0 characters=[Character(name='Ted Hanover', dies=False), Character(name='Jim Hardy', dies=False), Character(name='Lila Dixon', dies=False), Character(name='Danny Reed', dies=False), Character(name='Linda Mason', dies=False), Character(name='Gus', dies=False), Character(name='Mamie', dies=False)]
1 characters=[Character(name='Nicholas Medina', dies=True), Character(name='Elizabeth Medina', dies=True), Character(name='Dr. Leon', dies=True), Character(name='Francis Barnard', dies=False), Character(name='Catherine', dies=False), Character(name='Maximillian', dies=False)]
2 characters=[Character(name='Horty', dies=False), Character(name='Zoe', dies=False), Character(name='Simeon', dies=False), Character(name='Marie', dies=False), Character(name='Zeppe', dies=False)]

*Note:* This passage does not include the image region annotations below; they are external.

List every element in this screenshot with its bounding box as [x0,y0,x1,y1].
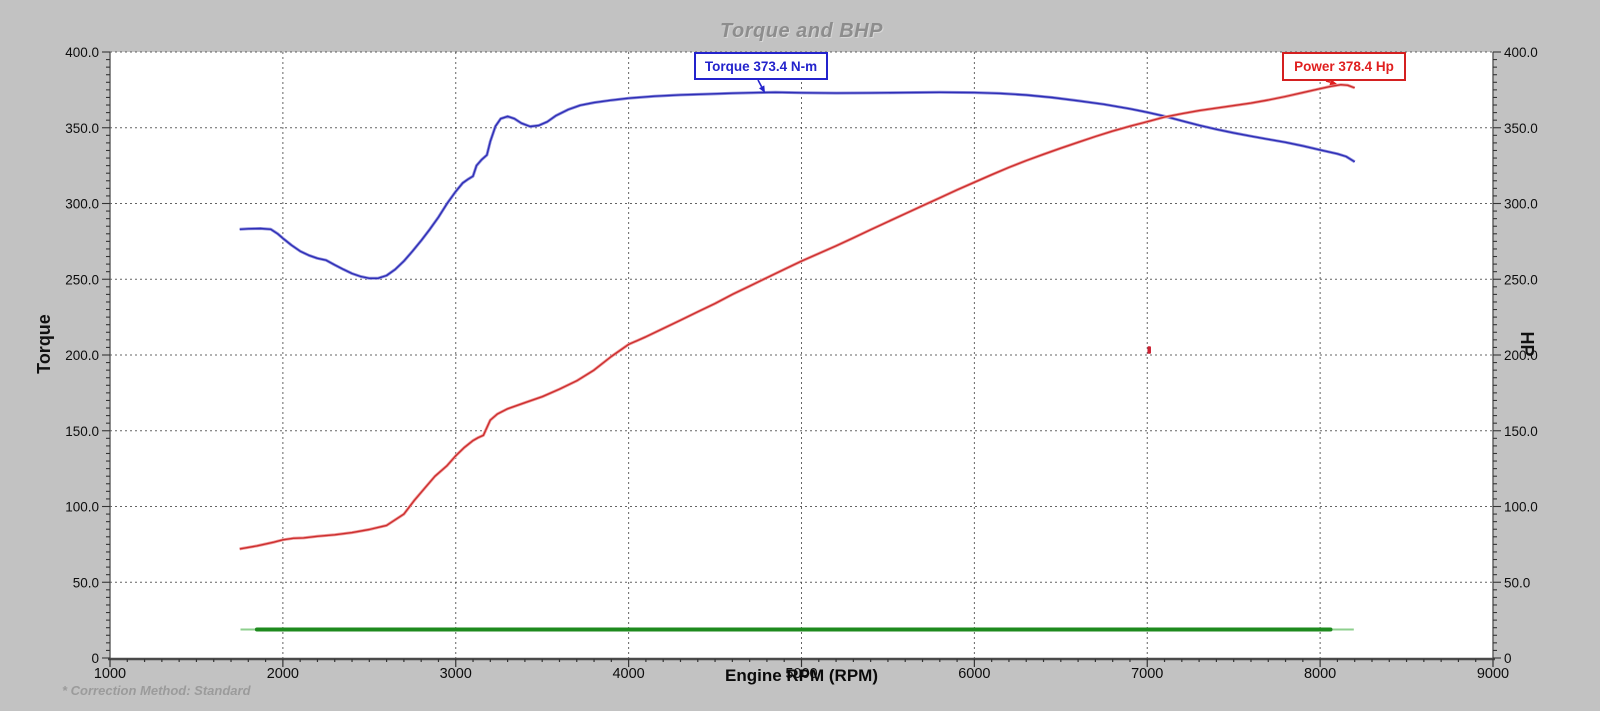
y-left-tick-label: 50.0 [73,575,99,590]
y-right-tick-label: 100.0 [1504,500,1538,515]
correction-method-note: * Correction Method: Standard [62,683,251,698]
y-right-tick-label: 200.0 [1504,348,1538,363]
y-left-tick-label: 100.0 [65,500,99,515]
y-right-tick-label: 150.0 [1504,424,1538,439]
power-peak-annotation[interactable]: Power 378.4 Hp [1282,52,1406,81]
y-right-tick-label: 400.0 [1504,45,1538,60]
y-left-tick-label: 200.0 [65,348,99,363]
y-left-tick-label: 150.0 [65,424,99,439]
right-axis-title: HP [1517,331,1537,357]
x-tick-label: 7000 [1131,666,1163,682]
torque-peak-annotation[interactable]: Torque 373.4 N-m [694,52,828,80]
x-tick-label: 9000 [1477,666,1509,682]
x-tick-label: 8000 [1304,666,1336,682]
y-right-tick-label: 0 [1504,651,1512,666]
x-tick-label: 4000 [612,666,644,682]
y-left-tick-label: 300.0 [65,197,99,212]
torque-curve [239,91,1356,279]
x-tick-label: 5000 [785,666,817,682]
chart-title: Torque and BHP [720,20,883,42]
y-right-tick-label: 350.0 [1504,121,1538,136]
left-axis-title: Torque [34,314,54,374]
torque-annotation-arrow-head [759,85,765,93]
y-left-tick-label: 350.0 [65,121,99,136]
y-left-tick-label: 400.0 [65,45,99,60]
power-curve [239,83,1355,550]
y-right-tick-label: 250.0 [1504,272,1538,287]
x-tick-label: 6000 [958,666,990,682]
x-tick-label: 3000 [440,666,472,682]
y-right-tick-label: 300.0 [1504,197,1538,212]
y-left-tick-label: 250.0 [65,272,99,287]
stray-data-point [1147,346,1151,354]
x-tick-label: 2000 [267,666,299,682]
x-axis-title: Engine RPM (RPM) [725,666,878,685]
x-tick-label: 1000 [94,666,126,682]
torque-annotation-arrow [757,79,763,88]
y-left-tick-label: 0 [91,651,99,666]
y-right-tick-label: 50.0 [1504,575,1530,590]
power-annotation-arrow [1325,80,1331,83]
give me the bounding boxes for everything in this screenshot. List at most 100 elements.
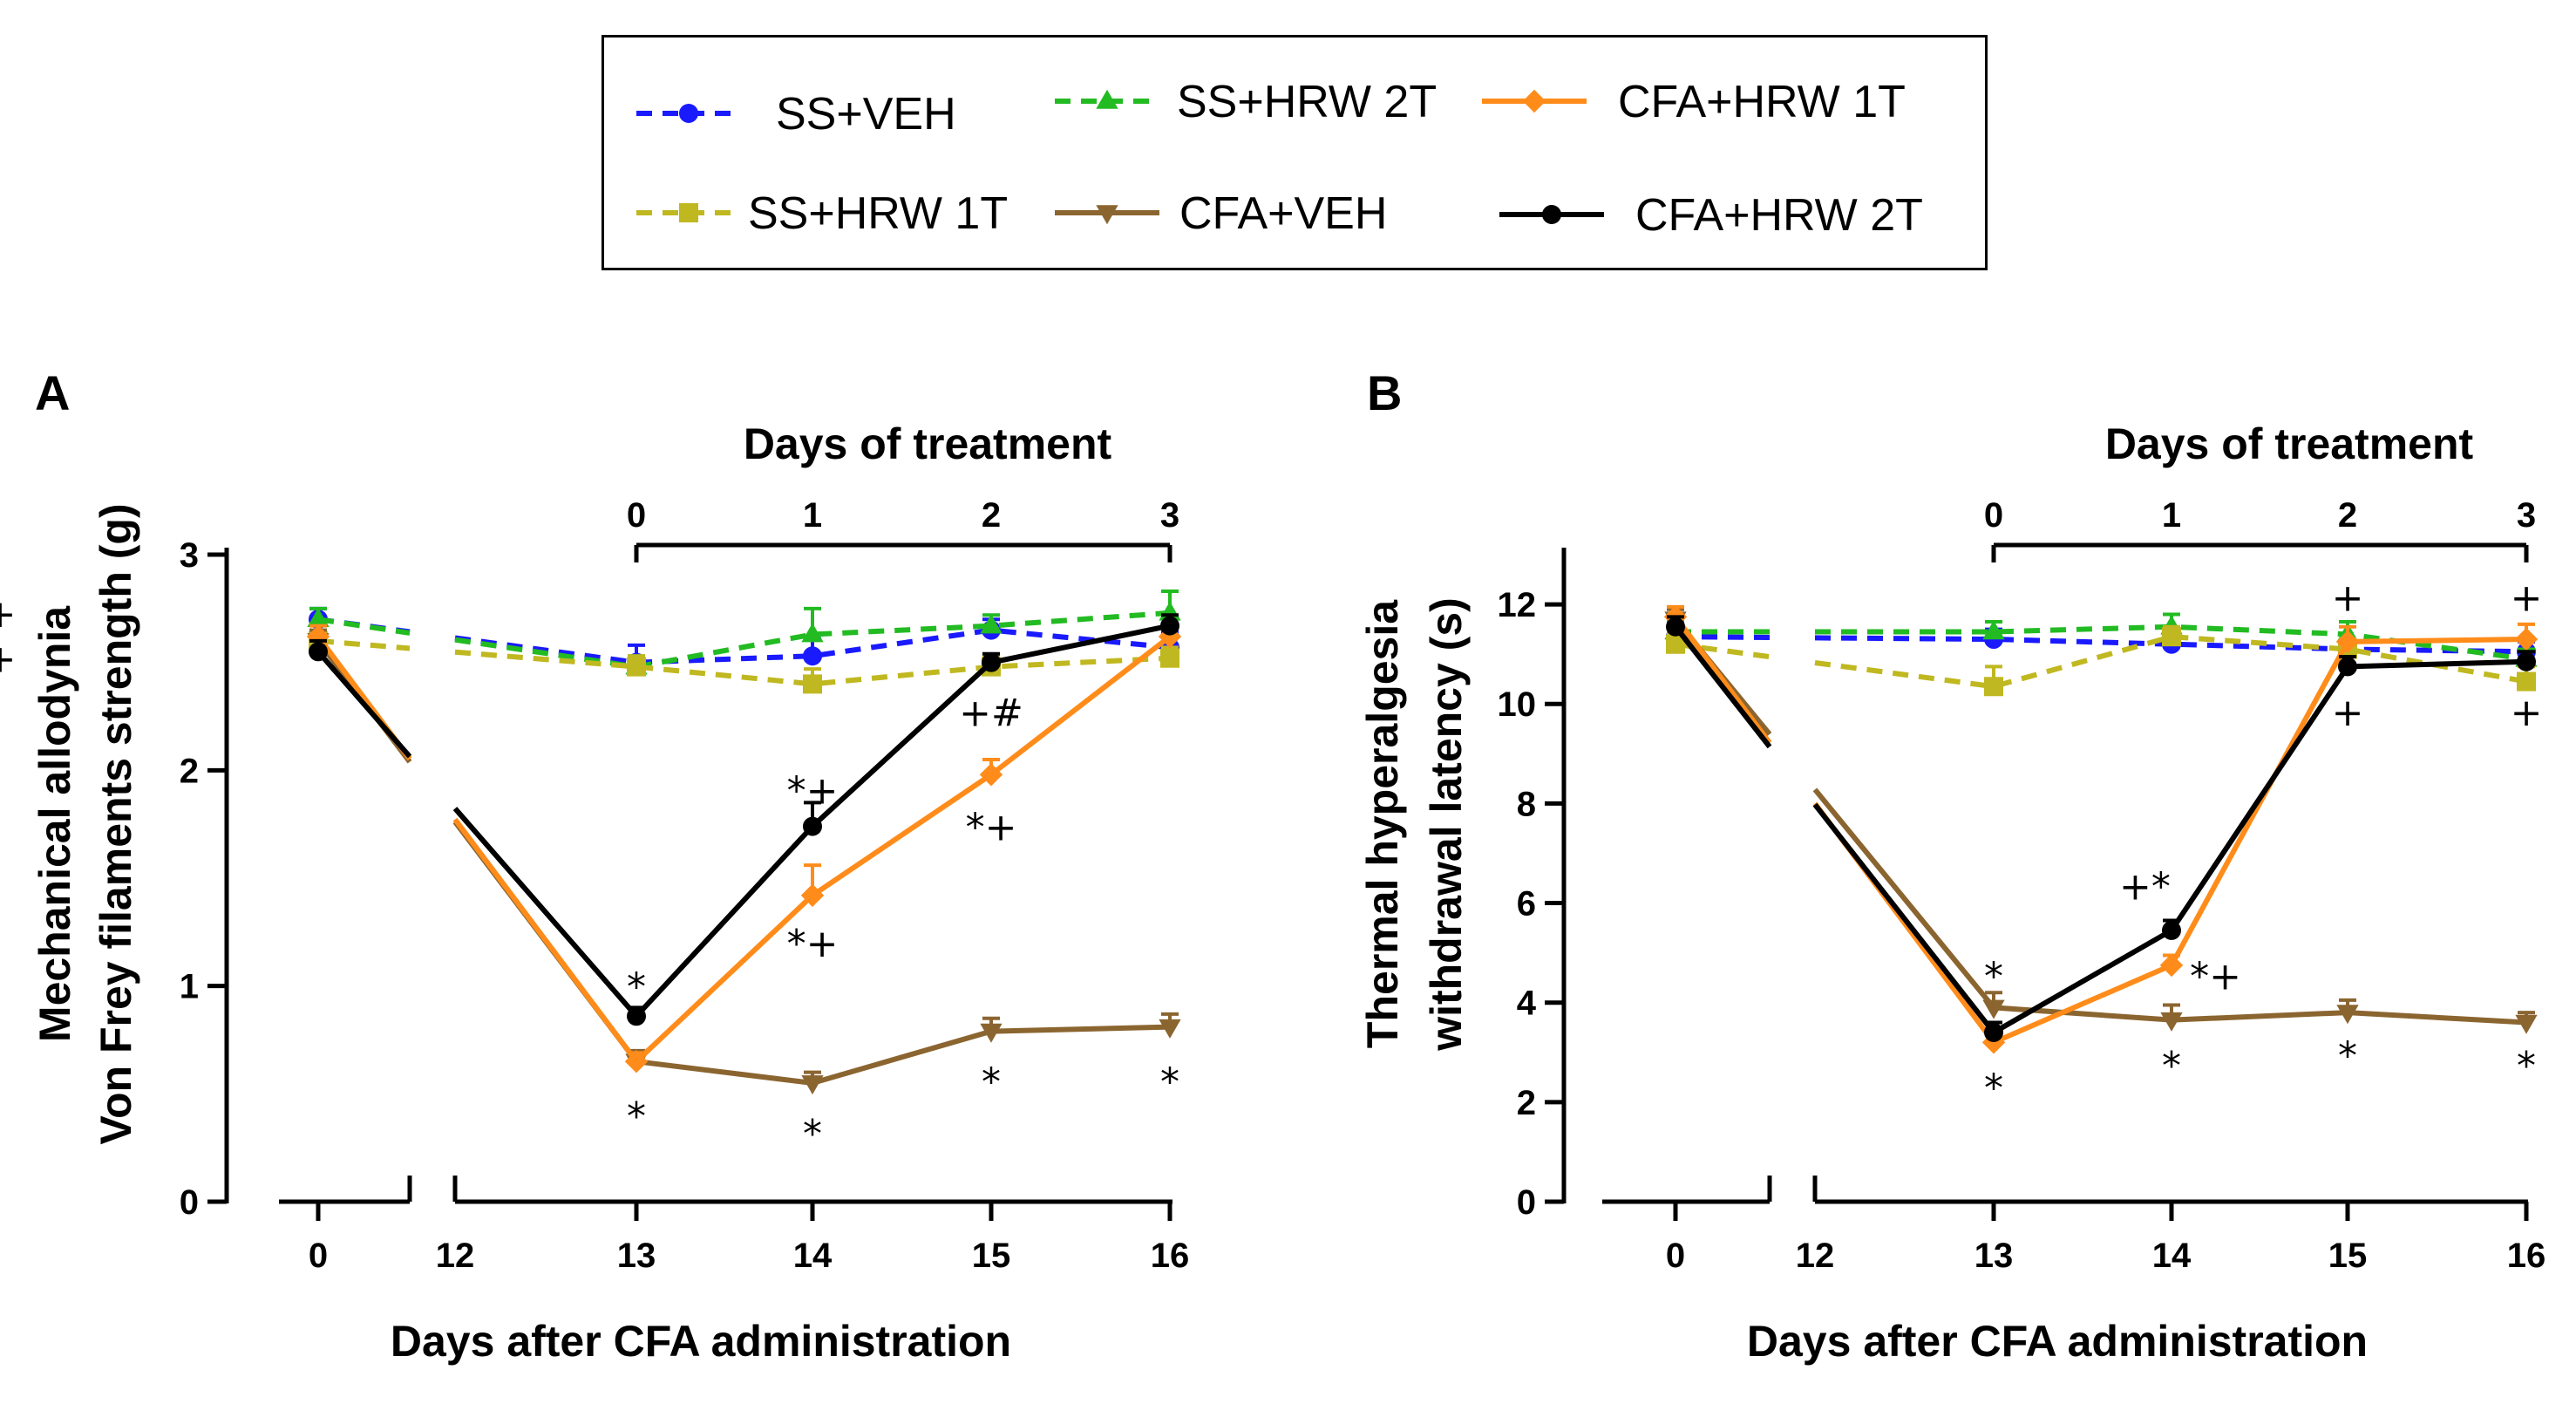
data-point — [309, 642, 328, 662]
panel-a-y-axis-title-line1: Mechanical allodynia — [31, 605, 79, 1042]
panel-a-x-axis-title: Days after CFA administration — [391, 1317, 1011, 1366]
legend-item-ss-veh: SS+VEH — [636, 89, 956, 140]
legend-item-cfa-veh: CFA+VEH — [1055, 188, 1387, 239]
significance-annotations: ***+*+*+#*+**++ — [0, 592, 1179, 1156]
significance-mark: + — [2332, 691, 2364, 735]
panel-a-treatment-title: Days of treatment — [744, 419, 1112, 468]
data-point — [1984, 1022, 2003, 1042]
panel-a-y-axis-title-line2: Von Frey filaments strength (g) — [92, 503, 140, 1144]
data-point — [2160, 1012, 2183, 1032]
series-line-pre-break — [316, 650, 412, 759]
treatment-tick-label: 1 — [2162, 496, 2181, 535]
x-tick-label: 0 — [1666, 1237, 1685, 1275]
x-tick-label: 14 — [793, 1237, 833, 1275]
data-point — [2336, 1005, 2359, 1025]
treatment-tick-label: 2 — [982, 496, 1001, 535]
treatment-tick-label: 1 — [803, 496, 822, 535]
panel-b-y-axis-title-line2: withdrawal latency (s) — [1422, 597, 1471, 1052]
legend-item-ss-hrw-1t: SS+HRW 1T — [636, 188, 1008, 239]
panel-b-y-axis-title-line1: Thermal hyperalgesia — [1358, 599, 1407, 1048]
data-point — [627, 657, 646, 677]
treatment-tick-label: 0 — [1984, 496, 2003, 535]
y-tick-label: 1 — [180, 968, 199, 1006]
y-tick-label: 2 — [1517, 1084, 1536, 1122]
panel-a-label: A — [35, 365, 70, 420]
data-point — [2162, 627, 2181, 647]
panel-b: B Days of treatment Days after CFA admin… — [1358, 365, 2545, 1366]
data-point — [2338, 657, 2357, 677]
data-point — [803, 816, 822, 836]
significance-mark: *+ — [2190, 954, 2241, 998]
significance-mark: *+ — [787, 922, 839, 966]
treatment-bracket: 0 1 2 3 — [1984, 496, 2536, 562]
series-ss-hrw-1t — [1666, 624, 2536, 697]
data-point — [1984, 677, 2003, 697]
significance-mark: *+ — [966, 806, 1017, 850]
data-point — [803, 646, 822, 666]
significance-mark: * — [982, 1060, 1001, 1104]
legend-item-cfa-hrw-1t: CFA+HRW 1T — [1482, 77, 1906, 127]
x-tick-label: 0 — [309, 1237, 328, 1275]
treatment-tick-label: 3 — [2517, 496, 2536, 535]
data-point — [980, 614, 1003, 634]
significance-mark: * — [1984, 954, 2003, 998]
series-line-pre-break — [317, 637, 411, 651]
data-point — [979, 763, 1003, 787]
series-ss-hrw-2t — [307, 590, 1181, 675]
data-point — [627, 1006, 646, 1026]
data-point — [1666, 617, 1685, 637]
data-point — [801, 623, 824, 643]
series-line — [1814, 635, 2527, 655]
legend: SS+VEH SS+HRW 2T CFA+HRW 1T SS+HRW 1T CFA+VE… — [636, 77, 1923, 241]
treatment-tick-label: 0 — [627, 496, 646, 535]
series-ss-hrw-1t — [309, 628, 1179, 694]
legend-label: SS+VEH — [776, 89, 956, 140]
significance-mark: + — [2511, 691, 2543, 735]
series-line — [1812, 658, 2527, 1036]
axes: 0 2 4 6 8 10 12 0 12 13 14 15 16 — [1498, 548, 2546, 1275]
data-point — [307, 608, 330, 627]
data-point — [2514, 627, 2539, 651]
legend-box — [602, 35, 1988, 270]
legend-label: CFA+HRW 2T — [1635, 190, 1923, 241]
x-tick-label: 16 — [1151, 1237, 1190, 1275]
data-point — [1159, 1019, 1181, 1039]
panel-b-label: B — [1367, 365, 1402, 420]
data-point — [803, 674, 822, 694]
treatment-tick-label: 3 — [1160, 496, 1179, 535]
data-point — [1981, 1031, 2006, 1054]
legend-swatch-marker — [1096, 205, 1118, 225]
treatment-tick-label: 2 — [2338, 496, 2357, 535]
data-point — [1158, 624, 1182, 649]
series-group — [306, 590, 1182, 1095]
data-point — [982, 652, 1001, 672]
y-tick-label: 3 — [180, 536, 199, 575]
series-line — [452, 634, 1172, 1066]
legend-swatch-marker — [1522, 89, 1546, 113]
series-line — [1812, 787, 2527, 1026]
x-tick-label: 16 — [2507, 1237, 2546, 1275]
significance-mark: + — [0, 592, 16, 637]
legend-label: CFA+VEH — [1179, 188, 1387, 239]
series-cfa-veh — [307, 628, 1181, 1095]
y-tick-label: 4 — [1517, 985, 1537, 1023]
significance-mark: + — [2511, 576, 2543, 621]
y-tick-label: 10 — [1498, 685, 1537, 724]
legend-label: SS+HRW 1T — [748, 188, 1008, 239]
series-line-pre-break — [1675, 641, 1771, 660]
series-line-pre-break — [317, 617, 411, 636]
legend-label: CFA+HRW 1T — [1618, 77, 1906, 127]
significance-mark: *+ — [787, 769, 839, 814]
data-point — [1160, 648, 1179, 668]
significance-mark: + — [2332, 576, 2364, 621]
data-point — [2159, 953, 2184, 978]
data-point — [2517, 671, 2536, 692]
x-tick-label: 15 — [972, 1237, 1011, 1275]
treatment-bracket: 0 1 2 3 — [627, 496, 1179, 562]
significance-mark: * — [627, 965, 646, 1010]
data-point — [1982, 999, 2005, 1019]
y-tick-label: 2 — [180, 752, 199, 790]
x-tick-label: 15 — [2328, 1237, 2368, 1275]
legend-label: SS+HRW 2T — [1177, 77, 1437, 127]
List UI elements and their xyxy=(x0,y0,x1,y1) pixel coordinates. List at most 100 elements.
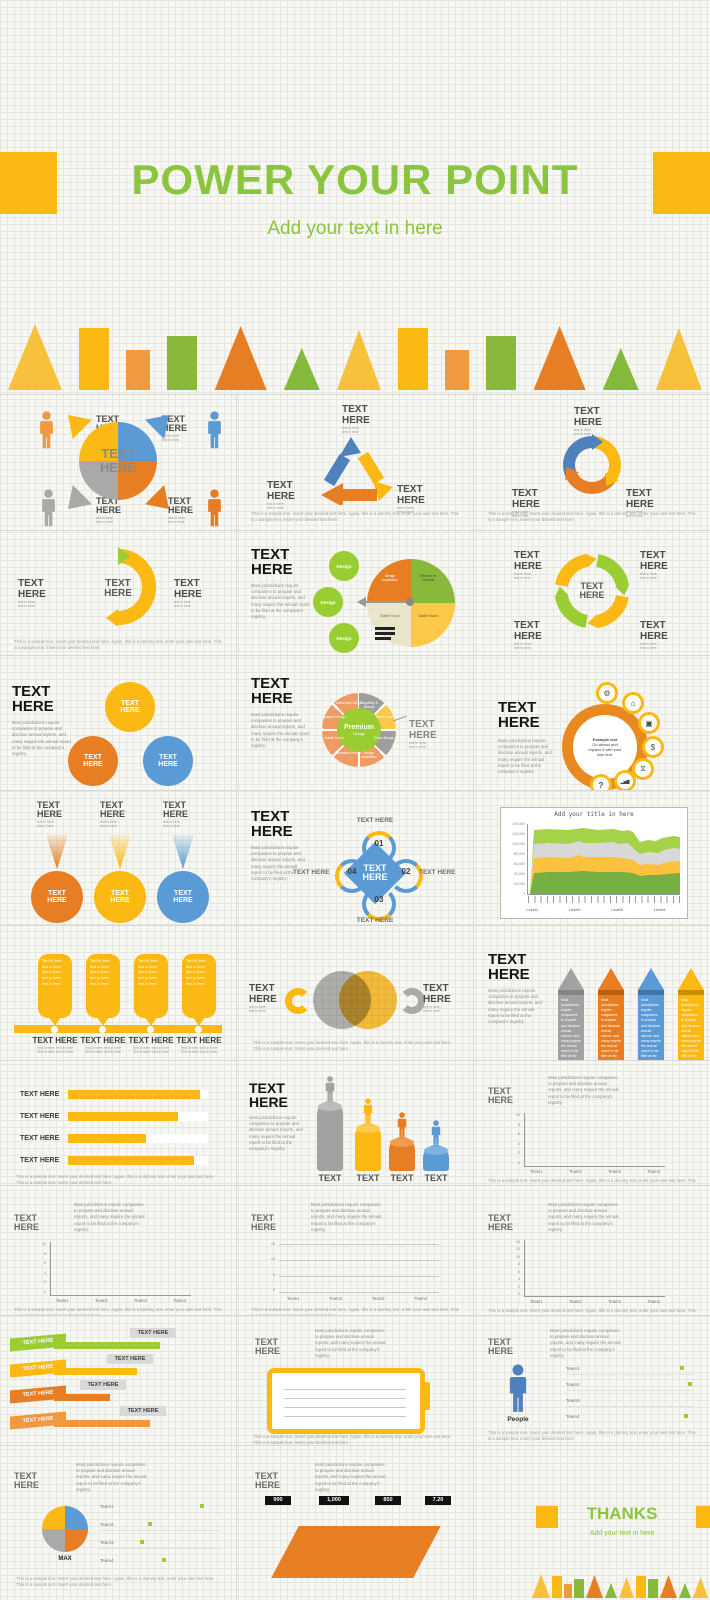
pie-annotation-bar xyxy=(375,632,395,635)
pie-label: Subtle Touch xyxy=(418,614,438,618)
caption: This is a sample text. Insert your desir… xyxy=(16,1174,215,1186)
thanks-right-square xyxy=(696,1506,710,1528)
pedestal-cylinder xyxy=(355,1123,381,1171)
slide-paragraph: Most jurisdictions require companies to … xyxy=(488,988,542,1025)
slide-title: TEXT HERE xyxy=(255,1337,281,1357)
step-number: 03 xyxy=(374,895,384,904)
slide-title: TEXT HERE xyxy=(251,808,293,841)
donut-segment-label: Simplicity & Beauty xyxy=(360,701,378,709)
pedestal-cylinder xyxy=(389,1137,415,1171)
pedestal-label: TEXT xyxy=(424,1173,448,1183)
chart-card: Add your title in here 140,000 120,000 10… xyxy=(500,807,688,919)
center-label-wrap: TEXT HERE xyxy=(94,565,142,613)
design-circle: Design xyxy=(329,551,359,581)
topic-circle: TEXT HERE xyxy=(31,871,83,923)
caption: This is a sample text. Insert your desir… xyxy=(251,511,459,523)
pedestal-cylinder xyxy=(423,1145,449,1171)
team-row: Team1 xyxy=(100,1504,114,1509)
timeline-dot xyxy=(51,1025,58,1033)
bar-shape xyxy=(79,328,110,390)
number-arc xyxy=(362,887,396,921)
pedestal-label: TEXT xyxy=(356,1173,380,1183)
slide-thumbnail-27: THANKS Add your text in here xyxy=(474,1446,710,1600)
slide-thumbnail-9: TEXT HERE Most jurisdictions require com… xyxy=(474,656,710,791)
pie-pointer-line xyxy=(365,601,411,603)
slide-title: TEXT HERE xyxy=(488,951,530,984)
slide-thumbnail-6: TEXT HERE text in here, text in here TEXT… xyxy=(474,531,710,656)
donut-chart: Premium Design xyxy=(322,693,396,767)
team-row: Team2 xyxy=(566,1382,580,1387)
left-c-arc xyxy=(285,988,311,1014)
quad-circle: TEXT HERE xyxy=(79,422,157,500)
team-row: Team3 xyxy=(566,1398,580,1403)
bar-shape xyxy=(574,1579,584,1598)
person-icon xyxy=(40,489,57,528)
slide-title: TEXT HERE xyxy=(498,699,540,732)
data-marker xyxy=(684,1414,688,1418)
slide-thumbnail-12: Add your title in here 140,000 120,000 10… xyxy=(474,791,710,926)
header-left-square xyxy=(0,152,57,214)
bar-label: TEXT HERE xyxy=(20,1091,60,1098)
donut-segment-label: System Design xyxy=(322,715,346,719)
battery-gridlines xyxy=(284,1381,406,1417)
gridline xyxy=(279,1292,439,1293)
team-row: Team4 xyxy=(566,1414,580,1419)
pencil-body: Most jurisdictions require companies to … xyxy=(678,995,704,1060)
team-row: Team4 xyxy=(100,1558,114,1563)
list-divider xyxy=(100,1530,220,1531)
list-divider xyxy=(566,1390,694,1391)
slide-title: TEXT HERE xyxy=(251,675,293,708)
person-icon xyxy=(206,489,223,528)
slide-title: TEXT HERE xyxy=(251,546,293,579)
text-label: TEXT HERE xyxy=(176,1036,222,1045)
slide-title: TEXT HERE xyxy=(12,683,54,716)
slide-title: TEXT HERE xyxy=(14,1213,40,1233)
topic-circle: TEXT HERE xyxy=(105,682,155,732)
bar-fill xyxy=(68,1090,200,1099)
callout-capsule: Text in here, text in here, text in here… xyxy=(134,954,168,1018)
list-divider xyxy=(566,1374,694,1375)
pencil-neck xyxy=(638,990,664,995)
slide-thumbnail-16: TEXT HERE TEXT HERE TEXT HERE TEXT HERE … xyxy=(0,1061,237,1186)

3 characters=[Character(name='Batman', dies=False), Character(name='Harvey Dent', dies=True), Character(name='Dr. Chase Meridian', dies=False), Character(name='Sugar', dies=False), Character(name='James Gordon', dies=False), Cha

The model infers:
```
Unnamed characters (0, 1, 2, and 7)
Harvey Dent is Two-Face (3), so he dies
Dropping a bomb on someone is likely to result in their death (6)
Everyone on MH370 died (8)
Gus Grissom's legal name is Virgil Ivan Grissom (10)
```

Test case 9 fails, the model does not separate `Character names` from `Plot summary`. We should consider adding examples to the message chain.